思わず強く抱きしめた。二人の身体に隙間が出来ぬよう。

温もりが消え驚いて目を開けると暗闇であった。

夢か…新妻の山辺皇女が背中の後ろで横になっている。

山辺皇女をいつか抱く日が来るかもしれないが、今はだめだ。

姉上と再会したばかりで、無理だ。

大津は部屋の外に出た。

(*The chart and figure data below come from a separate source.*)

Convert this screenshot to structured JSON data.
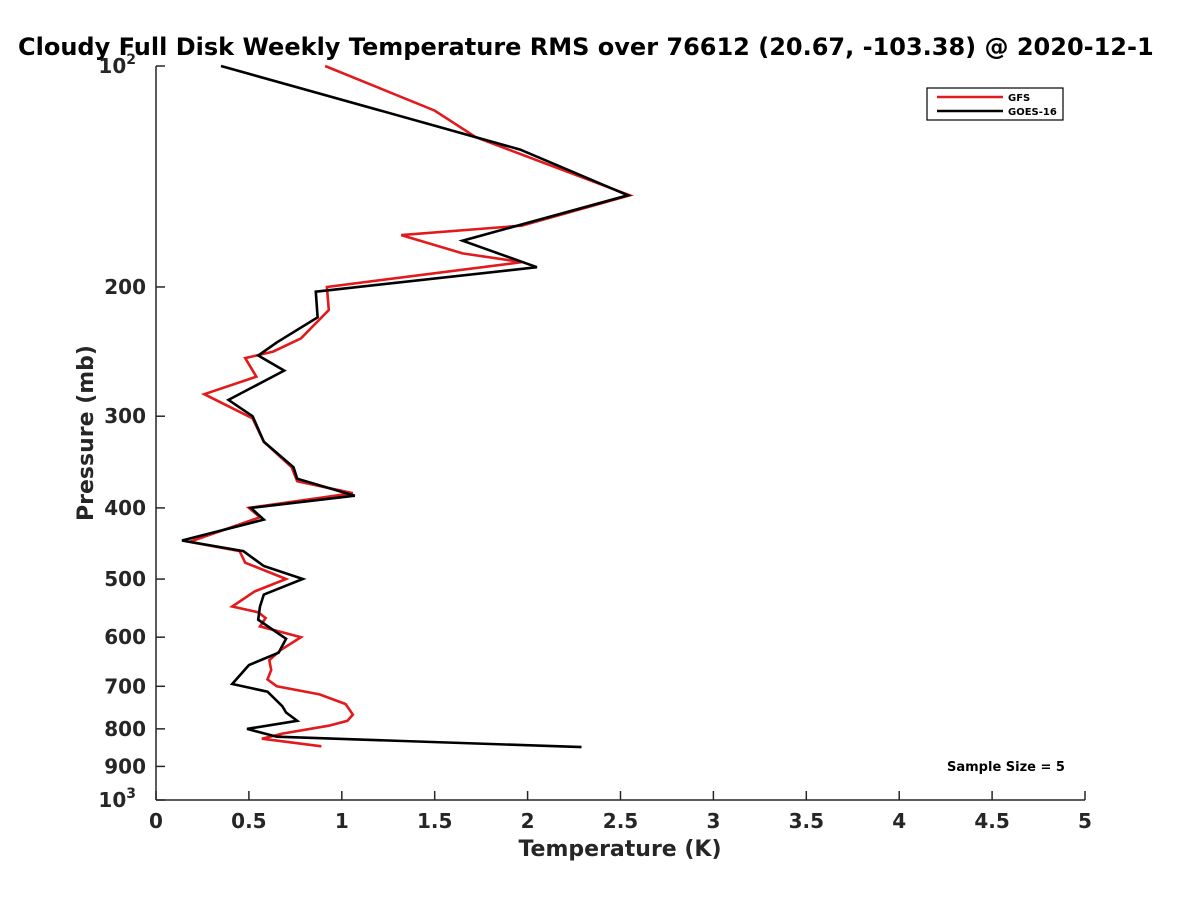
{
  "chart_data": {
    "type": "line",
    "title": "Cloudy Full Disk Weekly Temperature RMS over 76612 (20.67, -103.38) @ 2020-12-1",
    "xlabel": "Temperature (K)",
    "ylabel": "Pressure (mb)",
    "xlim": [
      0,
      5
    ],
    "ylim": [
      100,
      1000
    ],
    "y_scale": "log",
    "y_reversed": true,
    "x_ticks": [
      {
        "value": 0,
        "label": "0"
      },
      {
        "value": 0.5,
        "label": "0.5"
      },
      {
        "value": 1,
        "label": "1"
      },
      {
        "value": 1.5,
        "label": "1.5"
      },
      {
        "value": 2,
        "label": "2"
      },
      {
        "value": 2.5,
        "label": "2.5"
      },
      {
        "value": 3,
        "label": "3"
      },
      {
        "value": 3.5,
        "label": "3.5"
      },
      {
        "value": 4,
        "label": "4"
      },
      {
        "value": 4.5,
        "label": "4.5"
      },
      {
        "value": 5,
        "label": "5"
      }
    ],
    "y_ticks": [
      {
        "value": 100,
        "label": "10",
        "sup": "2"
      },
      {
        "value": 200,
        "label": "200"
      },
      {
        "value": 300,
        "label": "300"
      },
      {
        "value": 400,
        "label": "400"
      },
      {
        "value": 500,
        "label": "500"
      },
      {
        "value": 600,
        "label": "600"
      },
      {
        "value": 700,
        "label": "700"
      },
      {
        "value": 800,
        "label": "800"
      },
      {
        "value": 900,
        "label": "900"
      },
      {
        "value": 1000,
        "label": "10",
        "sup": "3"
      }
    ],
    "grid": false,
    "legend": {
      "position": "top-right"
    },
    "annotation": "Sample Size = 5",
    "series": [
      {
        "name": "GFS",
        "color": "#e31a1c",
        "points": [
          [
            0.91,
            100
          ],
          [
            1.5,
            115
          ],
          [
            1.72,
            125
          ],
          [
            2.55,
            150
          ],
          [
            1.97,
            165
          ],
          [
            1.32,
            170
          ],
          [
            1.65,
            180
          ],
          [
            1.97,
            185
          ],
          [
            0.92,
            200
          ],
          [
            0.93,
            215
          ],
          [
            0.78,
            235
          ],
          [
            0.63,
            245
          ],
          [
            0.48,
            250
          ],
          [
            0.54,
            265
          ],
          [
            0.26,
            280
          ],
          [
            0.52,
            302
          ],
          [
            0.58,
            325
          ],
          [
            0.73,
            352
          ],
          [
            0.76,
            368
          ],
          [
            1.06,
            382
          ],
          [
            0.5,
            400
          ],
          [
            0.56,
            412
          ],
          [
            0.18,
            445
          ],
          [
            0.45,
            458
          ],
          [
            0.48,
            475
          ],
          [
            0.7,
            500
          ],
          [
            0.53,
            520
          ],
          [
            0.41,
            545
          ],
          [
            0.55,
            555
          ],
          [
            0.59,
            565
          ],
          [
            0.56,
            580
          ],
          [
            0.78,
            600
          ],
          [
            0.67,
            625
          ],
          [
            0.61,
            645
          ],
          [
            0.62,
            665
          ],
          [
            0.6,
            685
          ],
          [
            0.65,
            700
          ],
          [
            0.88,
            718
          ],
          [
            1.02,
            740
          ],
          [
            1.06,
            765
          ],
          [
            1.03,
            780
          ],
          [
            0.93,
            792
          ],
          [
            0.68,
            812
          ],
          [
            0.57,
            825
          ],
          [
            0.89,
            845
          ]
        ]
      },
      {
        "name": "GOES-16",
        "color": "#000000",
        "points": [
          [
            0.35,
            100
          ],
          [
            1.96,
            130
          ],
          [
            2.54,
            150
          ],
          [
            1.65,
            173
          ],
          [
            2.05,
            188
          ],
          [
            0.86,
            203
          ],
          [
            0.87,
            220
          ],
          [
            0.65,
            238
          ],
          [
            0.55,
            248
          ],
          [
            0.69,
            260
          ],
          [
            0.39,
            285
          ],
          [
            0.52,
            300
          ],
          [
            0.58,
            325
          ],
          [
            0.74,
            352
          ],
          [
            0.76,
            365
          ],
          [
            1.07,
            385
          ],
          [
            0.51,
            400
          ],
          [
            0.58,
            415
          ],
          [
            0.14,
            443
          ],
          [
            0.47,
            458
          ],
          [
            0.58,
            480
          ],
          [
            0.79,
            500
          ],
          [
            0.58,
            525
          ],
          [
            0.56,
            545
          ],
          [
            0.55,
            568
          ],
          [
            0.7,
            603
          ],
          [
            0.66,
            630
          ],
          [
            0.5,
            655
          ],
          [
            0.41,
            695
          ],
          [
            0.6,
            712
          ],
          [
            0.68,
            745
          ],
          [
            0.7,
            760
          ],
          [
            0.76,
            780
          ],
          [
            0.49,
            800
          ],
          [
            0.65,
            820
          ],
          [
            2.29,
            847
          ]
        ]
      }
    ]
  }
}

月光が大津を濡らした。

濡れたまま東の空に向かい拝んだ。

月光を逃れたさんざめく星の輝きを見つめ大伯のしあわせを祈った。

朝になるまで。

夢でいい、姉上また逢いに来てください。


大伯は目が覚め先ほどまで温かいものに包まれていた感覚を拭えないでいた。

戸を開け月光のもと大津はそこにいると大伯は感じた。

私が今まで感じていなかっただけで大津と私はいつも一緒なのね。

この月光は大津であり、照らされている草木のあいだにも広がっている。

寂しいと感じるのは私の心が作った幻にすぎない。

きちんと感じるだけなのだわ…大津はそこにいる。

私の手のひらにも、草木、花、川の流れ、風の中、揺れるろうそくの灯りの火にも、全てに私がどう感じるだけなのね。

大伯は偶然知りえた、しあわせに手を合わせ感謝していた。

心無い皇女達に、天皇の第一皇女なのに孤島のようなところでお可哀想と言われるという場所でも。